The attack on Mollah, in Kantatala in South 24 Parganas, was carried out by activists of the ruling Trinamool Congress, led by party strongman and former MLA Arabul Islam. The manner in which the TMC top brass came out in defence of the hooligans caused dismay in most quarters. With their gazes firmly fixed on the upcoming panchayat polls in April/May, several ministers, including Partha Chatterjee (industries) and Firhad Hakim (urban development), issued statements in support of Arabul—who dismissed the incident as mere ‘drama’—from their offices at the Writers’ Buildings.
Then, on January 8, some eight vehicles carrying CPI(M) supporters for a rally in Calcutta were torched in Bhangar (also in South 24 Parganas) by a crowd of TMC supporters, and pitched fighting ensued between TMC and CPI(M) men. The alleged culprit again was Arabul. So much for political lawlessness. An appalling lack of decorum, signifying a rot to the core, was to follow.
A day after the governor described the Kantatala and Bhangar violence as ‘goondaism’, panchayat minister Subrata Mukherjee played a hectoring football referee in an attack on the governor. Narayanan was acting as a ‘party man’, he said, and that he was showing him the ‘yellow card’, to put him ‘under watch’. The threat of the card for banishment remained loudly unspoken.
Though CM Mamata Banerjee herself hasn’t openly supported Arabul, she hasn’t condemned the violence either. Insiders claim that it is at Didi’s behest that the ministers have spoken. After his comments sparked outrage, Mukherjee clarified that he was “asked to” give a tough reply to the Governor.
Echoing Calcutta’s intellectuals, thespian Kaushik Sen points at “the terrifying trend” of condoning criminals with TMC connections. From denying the Park Street rape, then belittling the victim, to harassing professors for ‘maligning’ Mamata, this has been an open season for TMC callousness. (The CPI(M) too partook of the general debasement when leader Anisur Rahman made distasteful remarks against Mamata in December, referring to the rape case.)

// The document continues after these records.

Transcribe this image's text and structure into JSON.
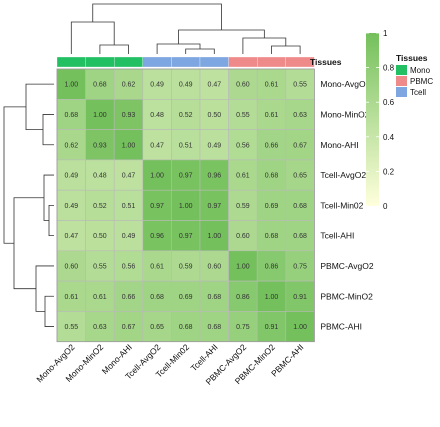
{
  "chart_data": {
    "type": "heatmap",
    "rows": [
      "Mono-AvgO2",
      "Mono-MinO2",
      "Mono-AHI",
      "Tcell-AvgO2",
      "Tcell-Min02",
      "Tcell-AHI",
      "PBMC-AvgO2",
      "PBMC-MinO2",
      "PBMC-AHI"
    ],
    "columns": [
      "Mono-AvgO2",
      "Mono-MinO2",
      "Mono-AHI",
      "Tcell-AvgO2",
      "Tcell-Min02",
      "Tcell-AHI",
      "PBMC-AvgO2",
      "PBMC-MinO2",
      "PBMC-AHI"
    ],
    "values": [
      [
        "1.00",
        "0.68",
        "0.62",
        "0.49",
        "0.49",
        "0.47",
        "0.60",
        "0.61",
        "0.55"
      ],
      [
        "0.68",
        "1.00",
        "0.93",
        "0.48",
        "0.52",
        "0.50",
        "0.55",
        "0.61",
        "0.63"
      ],
      [
        "0.62",
        "0.93",
        "1.00",
        "0.47",
        "0.51",
        "0.49",
        "0.56",
        "0.66",
        "0.67"
      ],
      [
        "0.49",
        "0.48",
        "0.47",
        "1.00",
        "0.97",
        "0.96",
        "0.61",
        "0.68",
        "0.65"
      ],
      [
        "0.49",
        "0.52",
        "0.51",
        "0.97",
        "1.00",
        "0.97",
        "0.59",
        "0.69",
        "0.68"
      ],
      [
        "0.47",
        "0.50",
        "0.49",
        "0.96",
        "0.97",
        "1.00",
        "0.60",
        "0.68",
        "0.68"
      ],
      [
        "0.60",
        "0.55",
        "0.56",
        "0.61",
        "0.59",
        "0.60",
        "1.00",
        "0.86",
        "0.75"
      ],
      [
        "0.61",
        "0.61",
        "0.66",
        "0.68",
        "0.69",
        "0.68",
        "0.86",
        "1.00",
        "0.91"
      ],
      [
        "0.55",
        "0.63",
        "0.67",
        "0.65",
        "0.68",
        "0.68",
        "0.75",
        "0.91",
        "1.00"
      ]
    ],
    "column_groups": [
      "Mono",
      "Mono",
      "Mono",
      "Tcell",
      "Tcell",
      "Tcell",
      "PBMC",
      "PBMC",
      "PBMC"
    ],
    "annotation_title": "Tissues",
    "color_scale": {
      "min": 0,
      "max": 1,
      "low_color": "#ffffdc",
      "high_color": "#74c05c",
      "ticks": [
        "0",
        "0.2",
        "0.4",
        "0.6",
        "0.8",
        "1"
      ]
    },
    "legend": {
      "title": "Tissues",
      "entries": [
        {
          "name": "Mono",
          "color": "#22c063"
        },
        {
          "name": "PBMC",
          "color": "#ef8a8a"
        },
        {
          "name": "Tcell",
          "color": "#7ea6e0"
        }
      ]
    },
    "dendrograms": {
      "rows": true,
      "columns": true
    },
    "grid": true
  }
}
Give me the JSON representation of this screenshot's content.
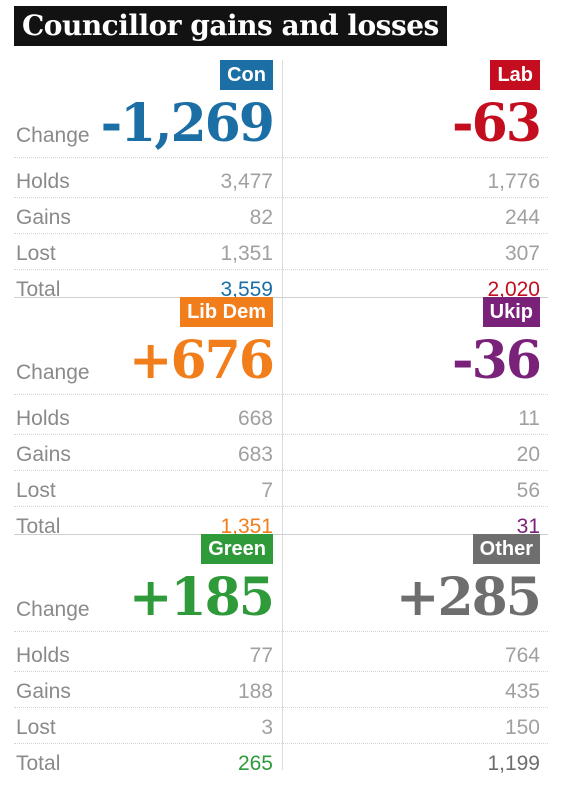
{
  "title": "Councillor gains and losses",
  "row_labels": {
    "change": "Change",
    "holds": "Holds",
    "gains": "Gains",
    "lost": "Lost",
    "total": "Total"
  },
  "parties": [
    {
      "name": "Con",
      "color": "#1c6fa5",
      "change": "-1,269",
      "holds": "3,477",
      "gains": "82",
      "lost": "1,351",
      "total": "3,559"
    },
    {
      "name": "Lab",
      "color": "#c40d1e",
      "change": "-63",
      "holds": "1,776",
      "gains": "244",
      "lost": "307",
      "total": "2,020"
    },
    {
      "name": "Lib Dem",
      "color": "#f27d1b",
      "change": "+676",
      "holds": "668",
      "gains": "683",
      "lost": "7",
      "total": "1,351"
    },
    {
      "name": "Ukip",
      "color": "#7a2179",
      "change": "-36",
      "holds": "11",
      "gains": "20",
      "lost": "56",
      "total": "31"
    },
    {
      "name": "Green",
      "color": "#2f9a3a",
      "change": "+185",
      "holds": "77",
      "gains": "188",
      "lost": "3",
      "total": "265"
    },
    {
      "name": "Other",
      "color": "#6e6e6e",
      "change": "+285",
      "holds": "764",
      "gains": "435",
      "lost": "150",
      "total": "1,199"
    }
  ]
}
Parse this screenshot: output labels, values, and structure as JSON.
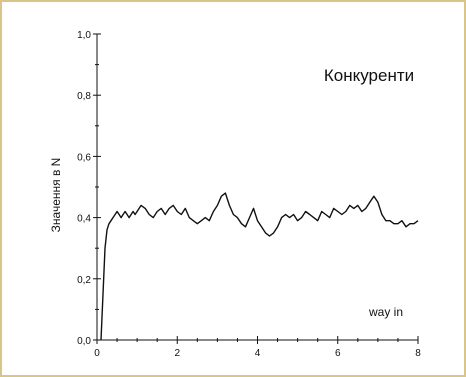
{
  "chart_data": {
    "type": "line",
    "title": "Конкуренти",
    "xlabel": "way in",
    "ylabel": "Значення в N",
    "xlim": [
      0,
      8
    ],
    "ylim": [
      0,
      1.0
    ],
    "x_ticks": [
      "0",
      "2",
      "4",
      "6",
      "8"
    ],
    "y_ticks": [
      "0,0",
      "0,2",
      "0,4",
      "0,6",
      "0,8",
      "1,0"
    ],
    "grid": false,
    "series": [
      {
        "color": "#111111",
        "x": [
          0.1,
          0.15,
          0.2,
          0.25,
          0.3,
          0.35,
          0.4,
          0.45,
          0.5,
          0.55,
          0.6,
          0.65,
          0.7,
          0.75,
          0.8,
          0.85,
          0.9,
          0.95,
          1.0,
          1.05,
          1.1,
          1.2,
          1.3,
          1.4,
          1.5,
          1.6,
          1.7,
          1.8,
          1.9,
          2.0,
          2.1,
          2.2,
          2.3,
          2.4,
          2.5,
          2.6,
          2.7,
          2.8,
          2.9,
          3.0,
          3.1,
          3.2,
          3.3,
          3.4,
          3.5,
          3.6,
          3.7,
          3.8,
          3.9,
          4.0,
          4.1,
          4.2,
          4.3,
          4.4,
          4.5,
          4.6,
          4.7,
          4.8,
          4.9,
          5.0,
          5.1,
          5.2,
          5.3,
          5.4,
          5.5,
          5.6,
          5.7,
          5.8,
          5.9,
          6.0,
          6.1,
          6.2,
          6.3,
          6.4,
          6.5,
          6.6,
          6.7,
          6.8,
          6.9,
          7.0,
          7.1,
          7.2,
          7.3,
          7.4,
          7.5,
          7.6,
          7.7,
          7.8,
          7.9,
          8.0
        ],
        "y": [
          0.0,
          0.15,
          0.3,
          0.36,
          0.38,
          0.39,
          0.4,
          0.41,
          0.42,
          0.41,
          0.4,
          0.41,
          0.42,
          0.41,
          0.4,
          0.41,
          0.42,
          0.41,
          0.42,
          0.43,
          0.44,
          0.43,
          0.41,
          0.4,
          0.42,
          0.43,
          0.41,
          0.43,
          0.44,
          0.42,
          0.41,
          0.43,
          0.4,
          0.39,
          0.38,
          0.39,
          0.4,
          0.39,
          0.42,
          0.44,
          0.47,
          0.48,
          0.44,
          0.41,
          0.4,
          0.38,
          0.37,
          0.4,
          0.43,
          0.39,
          0.37,
          0.35,
          0.34,
          0.35,
          0.37,
          0.4,
          0.41,
          0.4,
          0.41,
          0.39,
          0.4,
          0.42,
          0.41,
          0.4,
          0.39,
          0.42,
          0.41,
          0.4,
          0.43,
          0.42,
          0.41,
          0.42,
          0.44,
          0.43,
          0.44,
          0.42,
          0.43,
          0.45,
          0.47,
          0.45,
          0.41,
          0.39,
          0.39,
          0.38,
          0.38,
          0.39,
          0.37,
          0.38,
          0.38,
          0.39
        ]
      }
    ]
  }
}
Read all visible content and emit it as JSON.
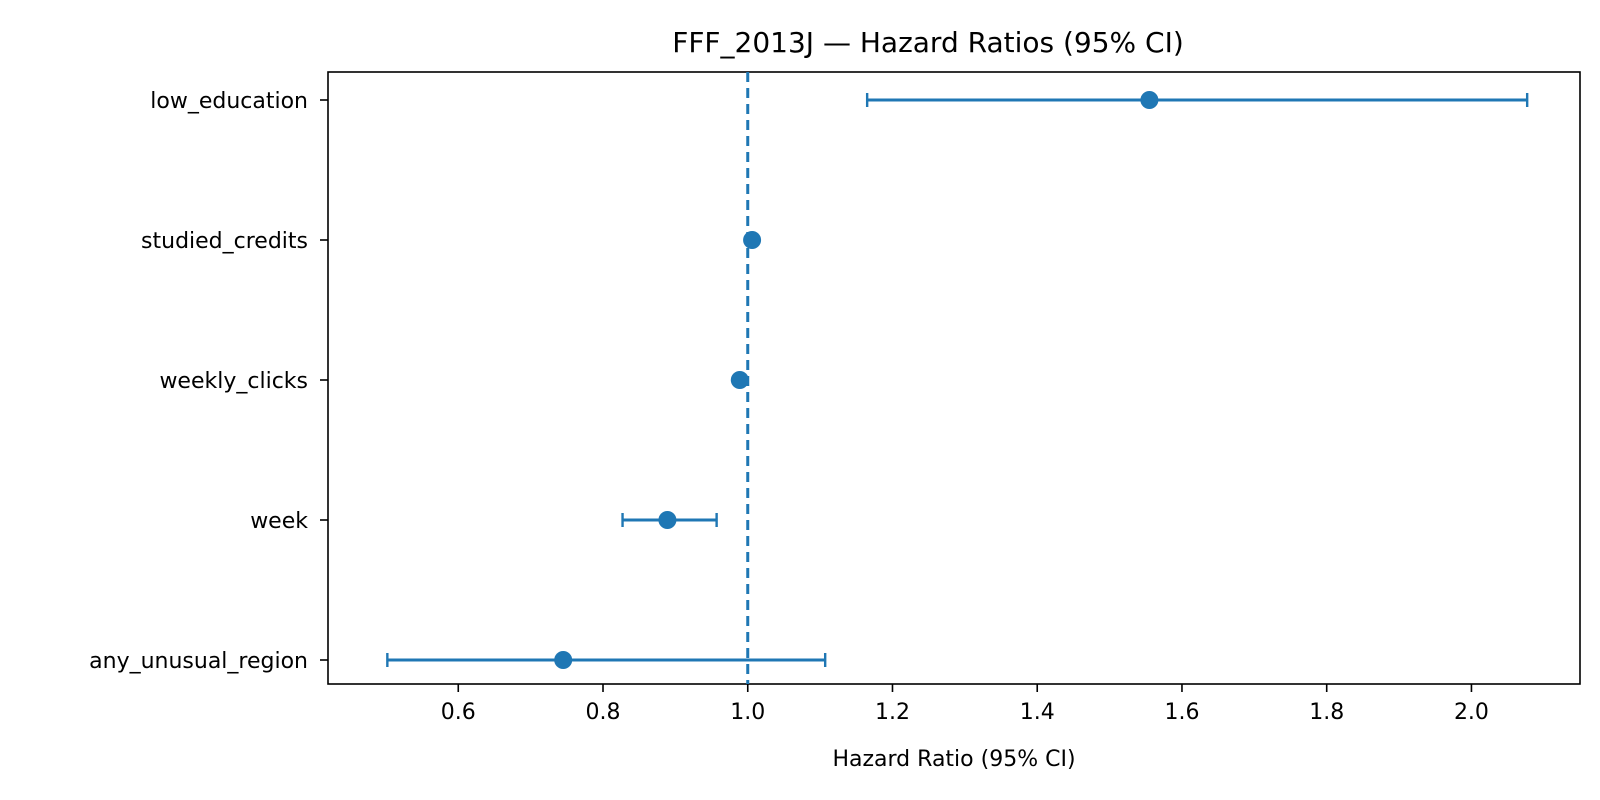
{
  "chart_data": {
    "type": "forest",
    "title": "FFF_2013J — Hazard Ratios (95% CI)",
    "xlabel": "Hazard Ratio (95% CI)",
    "ylabel": "",
    "xlim": [
      0.42,
      2.15
    ],
    "xticks": [
      0.6,
      0.8,
      1.0,
      1.2,
      1.4,
      1.6,
      1.8,
      2.0
    ],
    "xtick_labels": [
      "0.6",
      "0.8",
      "1.0",
      "1.2",
      "1.4",
      "1.6",
      "1.8",
      "2.0"
    ],
    "reference_line": 1.0,
    "grid": false,
    "color": "#1f77b4",
    "rows": [
      {
        "label": "low_education",
        "hr": 1.555,
        "lower": 1.165,
        "upper": 2.077
      },
      {
        "label": "studied_credits",
        "hr": 1.006,
        "lower": 1.002,
        "upper": 1.01
      },
      {
        "label": "weekly_clicks",
        "hr": 0.989,
        "lower": 0.986,
        "upper": 0.992
      },
      {
        "label": "week",
        "hr": 0.889,
        "lower": 0.827,
        "upper": 0.957
      },
      {
        "label": "any_unusual_region",
        "hr": 0.745,
        "lower": 0.502,
        "upper": 1.107
      }
    ]
  }
}
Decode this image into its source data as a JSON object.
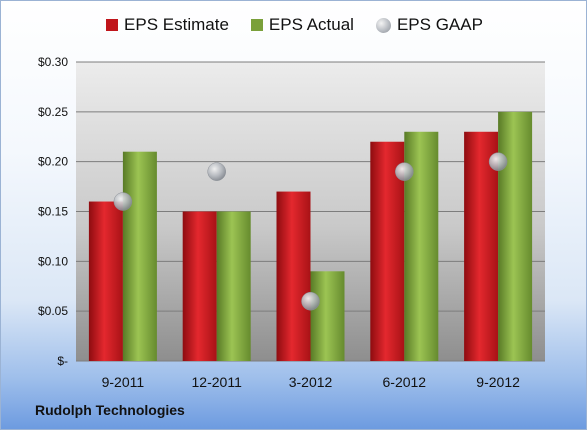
{
  "chart_data": {
    "type": "bar",
    "categories": [
      "9-2011",
      "12-2011",
      "3-2012",
      "6-2012",
      "9-2012"
    ],
    "series": [
      {
        "name": "EPS Estimate",
        "kind": "bar",
        "color": "#c0151b",
        "values": [
          0.16,
          0.15,
          0.17,
          0.22,
          0.23
        ]
      },
      {
        "name": "EPS Actual",
        "kind": "bar",
        "color": "#7aa03a",
        "values": [
          0.21,
          0.15,
          0.09,
          0.23,
          0.25
        ]
      },
      {
        "name": "EPS GAAP",
        "kind": "marker",
        "color": "#a9adb3",
        "values": [
          0.16,
          0.19,
          0.06,
          0.19,
          0.2
        ]
      }
    ],
    "ylim": [
      0,
      0.3
    ],
    "yticks": [
      {
        "value": 0.3,
        "label": "$0.30"
      },
      {
        "value": 0.25,
        "label": "$0.25"
      },
      {
        "value": 0.2,
        "label": "$0.20"
      },
      {
        "value": 0.15,
        "label": "$0.15"
      },
      {
        "value": 0.1,
        "label": "$0.10"
      },
      {
        "value": 0.05,
        "label": "$0.05"
      },
      {
        "value": 0.0,
        "label": "$-"
      }
    ],
    "grid": true,
    "legend_position": "top"
  },
  "company_name": "Rudolph Technologies"
}
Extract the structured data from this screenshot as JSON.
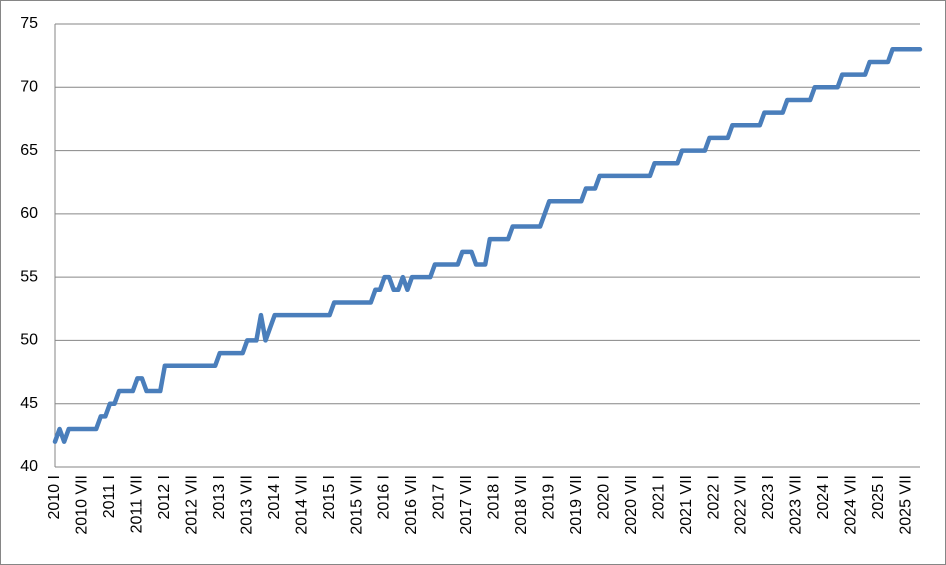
{
  "chart_data": {
    "type": "line",
    "categories": [
      "2010 I",
      null,
      null,
      null,
      null,
      null,
      "2010 VII",
      null,
      null,
      null,
      null,
      null,
      "2011 I",
      null,
      null,
      null,
      null,
      null,
      "2011 VII",
      null,
      null,
      null,
      null,
      null,
      "2012 I",
      null,
      null,
      null,
      null,
      null,
      "2012 VII",
      null,
      null,
      null,
      null,
      null,
      "2013 I",
      null,
      null,
      null,
      null,
      null,
      "2013 VII",
      null,
      null,
      null,
      null,
      null,
      "2014 I",
      null,
      null,
      null,
      null,
      null,
      "2014 VII",
      null,
      null,
      null,
      null,
      null,
      "2015 I",
      null,
      null,
      null,
      null,
      null,
      "2015 VII",
      null,
      null,
      null,
      null,
      null,
      "2016 I",
      null,
      null,
      null,
      null,
      null,
      "2016 VII",
      null,
      null,
      null,
      null,
      null,
      "2017 I",
      null,
      null,
      null,
      null,
      null,
      "2017 VII",
      null,
      null,
      null,
      null,
      null,
      "2018 I",
      null,
      null,
      null,
      null,
      null,
      "2018 VII",
      null,
      null,
      null,
      null,
      null,
      "2019 I",
      null,
      null,
      null,
      null,
      null,
      "2019 VII",
      null,
      null,
      null,
      null,
      null,
      "2020 I",
      null,
      null,
      null,
      null,
      null,
      "2020 VII",
      null,
      null,
      null,
      null,
      null,
      "2021 I",
      null,
      null,
      null,
      null,
      null,
      "2021 VII",
      null,
      null,
      null,
      null,
      null,
      "2022 I",
      null,
      null,
      null,
      null,
      null,
      "2022 VII",
      null,
      null,
      null,
      null,
      null,
      "2023 I",
      null,
      null,
      null,
      null,
      null,
      "2023 VII",
      null,
      null,
      null,
      null,
      null,
      "2024 I",
      null,
      null,
      null,
      null,
      null,
      "2024 VII",
      null,
      null,
      null,
      null,
      null,
      "2025 I",
      null,
      null,
      null,
      null,
      null,
      "2025 VII",
      null,
      null,
      null
    ],
    "values": [
      42,
      43,
      42,
      43,
      43,
      43,
      43,
      43,
      43,
      43,
      44,
      44,
      45,
      45,
      46,
      46,
      46,
      46,
      47,
      47,
      46,
      46,
      46,
      46,
      48,
      48,
      48,
      48,
      48,
      48,
      48,
      48,
      48,
      48,
      48,
      48,
      49,
      49,
      49,
      49,
      49,
      49,
      50,
      50,
      50,
      52,
      50,
      51,
      52,
      52,
      52,
      52,
      52,
      52,
      52,
      52,
      52,
      52,
      52,
      52,
      52,
      53,
      53,
      53,
      53,
      53,
      53,
      53,
      53,
      53,
      54,
      54,
      55,
      55,
      54,
      54,
      55,
      54,
      55,
      55,
      55,
      55,
      55,
      56,
      56,
      56,
      56,
      56,
      56,
      57,
      57,
      57,
      56,
      56,
      56,
      58,
      58,
      58,
      58,
      58,
      59,
      59,
      59,
      59,
      59,
      59,
      59,
      60,
      61,
      61,
      61,
      61,
      61,
      61,
      61,
      61,
      62,
      62,
      62,
      63,
      63,
      63,
      63,
      63,
      63,
      63,
      63,
      63,
      63,
      63,
      63,
      64,
      64,
      64,
      64,
      64,
      64,
      65,
      65,
      65,
      65,
      65,
      65,
      66,
      66,
      66,
      66,
      66,
      67,
      67,
      67,
      67,
      67,
      67,
      67,
      68,
      68,
      68,
      68,
      68,
      69,
      69,
      69,
      69,
      69,
      69,
      70,
      70,
      70,
      70,
      70,
      70,
      71,
      71,
      71,
      71,
      71,
      71,
      72,
      72,
      72,
      72,
      72,
      73,
      73,
      73,
      73,
      73,
      73,
      73
    ],
    "color": "#4a7ebb",
    "ylim": [
      40,
      75
    ],
    "yticks": [
      40,
      45,
      50,
      55,
      60,
      65,
      70,
      75
    ],
    "grid": true
  }
}
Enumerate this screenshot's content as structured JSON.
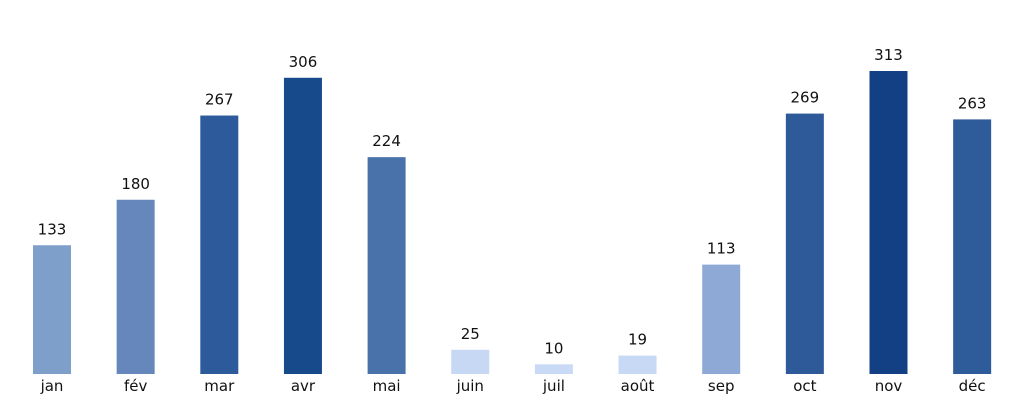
{
  "chart_data": {
    "type": "bar",
    "categories": [
      "jan",
      "fév",
      "mar",
      "avr",
      "mai",
      "juin",
      "juil",
      "août",
      "sep",
      "oct",
      "nov",
      "déc"
    ],
    "values": [
      133,
      180,
      267,
      306,
      224,
      25,
      10,
      19,
      113,
      269,
      313,
      263
    ],
    "ylim": [
      0,
      313
    ],
    "grid": false,
    "legend": "none",
    "colors": [
      "#7f9fcb",
      "#6587bb",
      "#2d5a9b",
      "#174a8a",
      "#4a72aa",
      "#c6d8f4",
      "#c8daf5",
      "#c7d9f4",
      "#8ea9d5",
      "#2e5a9a",
      "#133f85",
      "#2e5b9a"
    ]
  }
}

It’s politically expedient to protect strongmen. For instance, Arabul reportedly has 12 criminal cases pending against him, but since he also controls 19 panchayat areas the party is loath to rub him the wrong way before the polls. Political vendetta against the opposition offers its own attractions.
Earlier this month, in an incident that drew parallels with the Rizwanur Rehman case, 33-year-old Mir Amirul Islam immolated himself before Calcutta’s Karaya police station, allegedly due to police harassment. A police-criminal nexus was alleged, with reports that Amirul had taken on a local TMC-connected thug. It took public protests to get three policemen charged with the crime.
Violence is a legacy of Bengal’s politics of the past four decades. During the Left Front rule, panchayat elections were particularly sanguinary. The TMC’s continuation of the blood-feud is seen as a payback, but also shows how tough it is to forge anew a saner political culture.
Narayanan’s remarks recall his predecessor Gopalkrishna Gandhi’s words after Left violence at Nandigram. The TMC had lent him its full-throated support. Now the boot is on their foot.